Assume you're given a table on Walmart user transactions. Based on their most recent transaction date, write a query that retrieve the users along with the number of products they bought.
Output the user's most recent transaction date, user ID, and the number of products, sorted in chronological order by the transaction date.
Column Name | Type |
---|---|
product_id | integer |
user_id | integer |
spend | decimal |
transaction_date | timestamp |
product_id | user_id | spend | transaction_date |
---|---|---|---|
3673 | 123 | 68.90 | 07/08/2022 12:00:00 |
9623 | 123 | 274.10 | 07/08/2022 12:00:00 |
1467 | 115 | 19.90 | 07/08/2022 12:00:00 |
2513 | 159 | 25.00 | 07/08/2022 12:00:00 |
1452 | 159 | 74.50 | 07/10/2022 12:00:00 |
transaction_date | user_id | purchase_count |
---|---|---|
07/08/2022 12:00:00 | 115 | 1 |
07/08/2022 12:00:000 | 123 | 2 |
07/10/2022 12:00:00 | 159 | 1 |
The dataset you are querying against may have different input & output - this is just an example!
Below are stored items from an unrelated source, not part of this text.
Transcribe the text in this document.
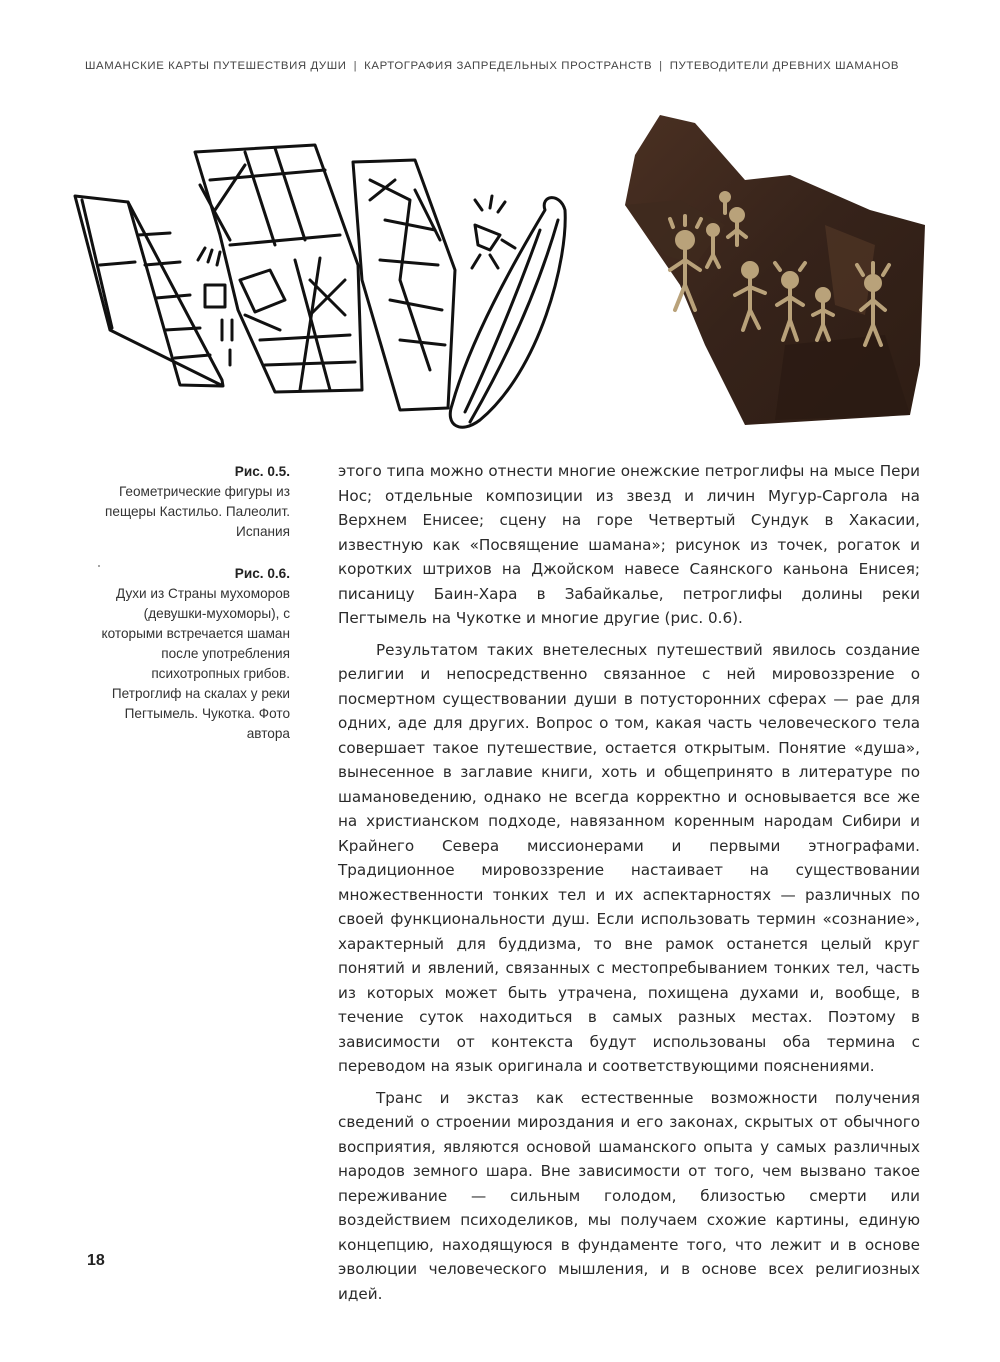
ШАМАНСКИЕ КАРТЫ ПУТЕШЕСТВИЯ ДУШИ | КАРТОГРАФИЯ ЗАПРЕДЕЛЬНЫХ ПРОСТРАНСТВ | ПУТЕВОДИТЕЛИ ДРЕВНИХ ШАМАНОВ
Рис. 0.5.
Геометрические фигуры из пещеры Кастильо. Палеолит. Испания
Рис. 0.6.
Духи из Страны мухоморов (девушки-мухоморы), с которыми встречается шаман после употребления психотропных грибов. Петроглиф на скалах у реки Пегтымель. Чукотка. Фото автора

этого типа можно отнести многие онежские петроглифы на мысе Пери Нос; отдельные композиции из звезд и личин Мугур-Саргола на Верхнем Енисее; сцену на горе Четвертый Сундук в Хакасии, известную как «Посвящение шамана»; рисунок из точек, рогаток и коротких штрихов на Джойском навесе Саянского каньона Енисея; писаницу Баин-Хара в Забайкалье, петроглифы долины реки Пегтымель на Чукотке и многие другие (рис. 0.6).

Результатом таких внетелесных путешествий явилось создание религии и непосредственно связанное с ней мировоззрение о посмертном существовании души в потусторонних сферах — рае для одних, аде для других. Вопрос о том, какая часть человеческого тела совершает такое путешествие, остается открытым. Понятие «душа», вынесенное в заглавие книги, хоть и общепринято в литературе по шамановедению, однако не всегда корректно и основывается все же на христианском подходе, навязанном коренным народам Сибири и Крайнего Севера миссионерами и первыми этнографами. Традиционное мировоззрение настаивает на существовании множественности тонких тел и их аспектарностях — различных по своей функциональности душ. Если использовать термин «сознание», характерный для буддизма, то вне рамок останется целый круг понятий и явлений, связанных с местопребыванием тонких тел, часть из которых может быть утрачена, похищена духами и, вообще, в течение суток находиться в самых разных местах. Поэтому в зависимости от контекста будут использованы оба термина с переводом на язык оригинала и соответствующими пояснениями.

Транс и экстаз как естественные возможности получения сведений о строении мироздания и его законах, скрытых от обычного восприятия, являются основой шаманского опыта у самых различных народов земного шара. Вне зависимости от того, чем вызвано такое переживание — сильным голодом, близостью смерти или воздействием психоделиков, мы получаем схожие картины, единую концепцию, находящуюся в фундаменте того, что лежит и в основе эволюции человеческого мышления, и в основе всех религиозных идей.

18
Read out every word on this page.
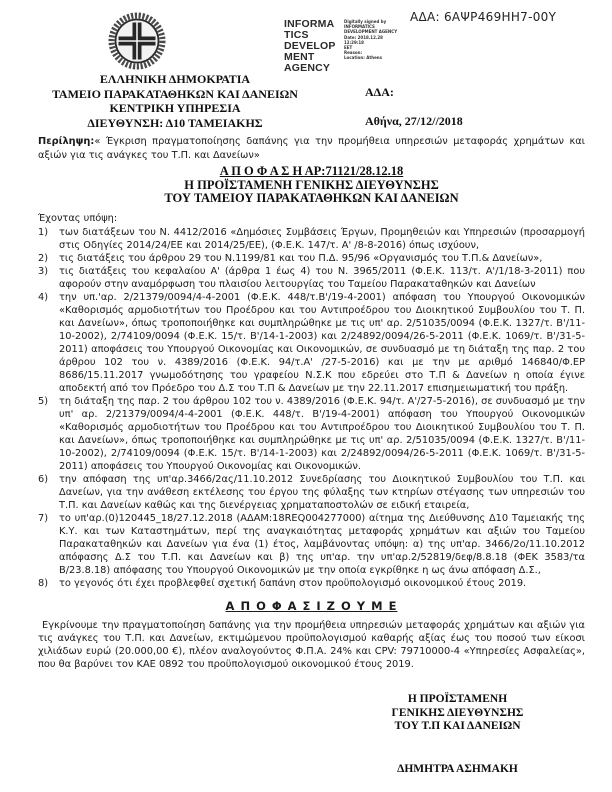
ΑΔΑ: 6ΑΨΡ469ΗΗ7-00Υ
INFORMATICS DEVELOPMENT AGENCY
Digitally signed by
INFORMATICS
DEVELOPMENT AGENCY
Date: 2018.12.28 12:29:18
EET
Reason:
Location: Athens
ΕΛΛΗΝΙΚΗ ΔΗΜΟΚΡΑΤΙΑ
ΤΑΜΕΙΟ ΠΑΡΑΚΑΤΑΘΗΚΩΝ ΚΑΙ ΔΑΝΕΙΩΝ
ΚΕΝΤΡΙΚΗ ΥΠΗΡΕΣΙΑ
ΔΙΕΥΘΥΝΣΗ: Δ10 ΤΑΜΕΙΑΚΗΣ
ΑΔΑ:
Αθήνα, 27/12//2018
Περίληψη:« Έγκριση πραγματοποίησης δαπάνης για την προμήθεια υπηρεσιών μεταφοράς χρημάτων και αξιών για τις ανάγκες του Τ.Π. και Δανείων»
Α Π Ο Φ Α Σ Η ΑΡ:71121/28.12.18
Η ΠΡΟΪΣΤΑΜΕΝΗ ΓΕΝΙΚΗΣ ΔΙΕΥΘΥΝΣΗΣ
ΤΟΥ ΤΑΜΕΙΟΥ ΠΑΡΑΚΑΤΑΘΗΚΩΝ ΚΑΙ ΔΑΝΕΙΩΝ
Έχοντας υπόψη:
1)	των διατάξεων του Ν. 4412/2016 «Δημόσιες Συμβάσεις Έργων, Προμηθειών και Υπηρεσιών (προσαρμογή στις Οδηγίες 2014/24/ΕΕ και 2014/25/ΕΕ), (Φ.Ε.Κ. 147/τ. Α' /8-8-2016) όπως ισχύουν,
2)	τις διατάξεις του άρθρου 29 του Ν.1199/81 και του Π.Δ. 95/96 «Οργανισμός του Τ.Π.& Δανείων»,
3)	τις διατάξεις του κεφαλαίου Α' (άρθρα 1 έως 4) του Ν. 3965/2011 (Φ.Ε.Κ. 113/τ. Α'/1/18-3-2011) που αφορούν στην αναμόρφωση του πλαισίου λειτουργίας του Ταμείου Παρακαταθηκών και Δανείων
4)	την υπ.'αρ. 2/21379/0094/4-4-2001 (Φ.Ε.Κ. 448/τ.Β'/19-4-2001) απόφαση του Υπουργού Οικονομικών «Καθορισμός αρμοδιοτήτων του Προέδρου και του Αντιπροέδρου του Διοικητικού Συμβουλίου του Τ. Π. και Δανείων», όπως τροποποιήθηκε και συμπληρώθηκε με τις υπ' αρ. 2/51035/0094 (Φ.Ε.Κ. 1327/τ. Β'/11-10-2002), 2/74109/0094 (Φ.Ε.Κ. 15/τ. Β'/14-1-2003) και 2/24892/0094/26-5-2011 (Φ.Ε.Κ. 1069/τ. Β'/31-5-2011) αποφάσεις του Υπουργού Οικονομίας και Οικονομικών, σε συνδυασμό με τη διάταξη της παρ. 2 του άρθρου 102 του ν. 4389/2016 (Φ.Ε.Κ. 94/τ.Α' /27-5-2016) και με την με αριθμό 146840/Φ.ΕΡ 8686/15.11.2017 γνωμοδότησης του γραφείου Ν.Σ.Κ που εδρεύει στο Τ.Π & Δανείων η οποία έγινε αποδεκτή από τον Πρόεδρο του Δ.Σ του Τ.Π & Δανείων με την 22.11.2017 επισημειωματική του πράξη.
5)	τη διάταξη της παρ. 2 του άρθρου 102 του ν. 4389/2016 (Φ.Ε.Κ. 94/τ. Α'/27-5-2016), σε συνδυασμό με την υπ' αρ. 2/21379/0094/4-4-2001 (Φ.Ε.Κ. 448/τ. Β'/19-4-2001) απόφαση του Υπουργού Οικονομικών «Καθορισμός αρμοδιοτήτων του Προέδρου και του Αντιπροέδρου του Διοικητικού Συμβουλίου του Τ. Π. και Δανείων», όπως τροποποιήθηκε και συμπληρώθηκε με τις υπ' αρ. 2/51035/0094 (Φ.Ε.Κ. 1327/τ. Β'/11-10-2002), 2/74109/0094 (Φ.Ε.Κ. 15/τ. Β'/14-1-2003) και 2/24892/0094/26-5-2011 (Φ.Ε.Κ. 1069/τ. Β'/31-5-2011) αποφάσεις του Υπουργού Οικονομίας και Οικονομικών.
6)	την απόφαση της υπ'αρ.3466/2ας/11.10.2012 Συνεδρίασης του Διοικητικού Συμβουλίου του Τ.Π. και Δανείων, για την ανάθεση εκτέλεσης του έργου της φύλαξης των κτηρίων στέγασης των υπηρεσιών του Τ.Π. και Δανείων καθώς και της διενέργειας χρηματαποστολών σε ειδική εταιρεία,
7)	το υπ'αρ.(0)120445_18/27.12.2018 (ΑΔΑΜ:18REQ004277000) αίτημα της Διεύθυνσης Δ10 Ταμειακής της Κ.Υ. και των Καταστημάτων, περί της αναγκαιότητας μεταφοράς χρημάτων και αξιών του Ταμείου Παρακαταθηκών και Δανείων για ένα (1) έτος, λαμβάνοντας υπόψη: α) της υπ'αρ. 3466/2ο/11.10.2012 απόφασης Δ.Σ του Τ.Π. και Δανείων και β) της υπ'αρ. την υπ'αρ.2/52819/δεφ/8.8.18 (ΦΕΚ 3583/τα Β/23.8.18) απόφασης του Υπουργού Οικονομικών με την οποία εγκρίθηκε η ως άνω απόφαση Δ.Σ.,
8)	το γεγονός ότι έχει προβλεφθεί σχετική δαπάνη στον προϋπολογισμό οικονομικού έτους 2019.
Α Π Ο Φ Α Σ Ι Ζ Ο Υ Μ Ε
Εγκρίνουμε την πραγματοποίηση δαπάνης για την προμήθεια υπηρεσιών μεταφοράς χρημάτων και αξιών για τις ανάγκες του Τ.Π. και Δανείων, εκτιμώμενου προϋπολογισμού καθαρής αξίας έως του ποσού των είκοσι χιλιάδων ευρώ (20.000,00 €), πλέον αναλογούντος Φ.Π.Α. 24% και CPV: 79710000-4 «Υπηρεσίες Ασφαλείας», που θα βαρύνει τον ΚΑΕ 0892 του προϋπολογισμού οικονομικού έτους 2019.
Η ΠΡΟΪΣΤΑΜΕΝΗ
ΓΕΝΙΚΗΣ ΔΙΕΥΘΥΝΣΗΣ
ΤΟΥ Τ.Π ΚΑΙ ΔΑΝΕΙΩΝ
ΔΗΜΗΤΡΑ ΑΣΗΜΑΚΗ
To determine the latest transaction date for each user, we use the window function.
By partitioning the data by user ID and ordering it by transaction date in descending order, we assign a rank to each transaction date. The rank 1 represents the latest transaction date.
Next, we filter the records to include only the transactions with the highest rank (rank 1). This ensures that we retain only the latest transaction for each user.
In this step, we select the transaction date, user ID, and product ID from the filtered records. Additionally, we include a count of the product IDs to determine the number of products purchased in each transaction.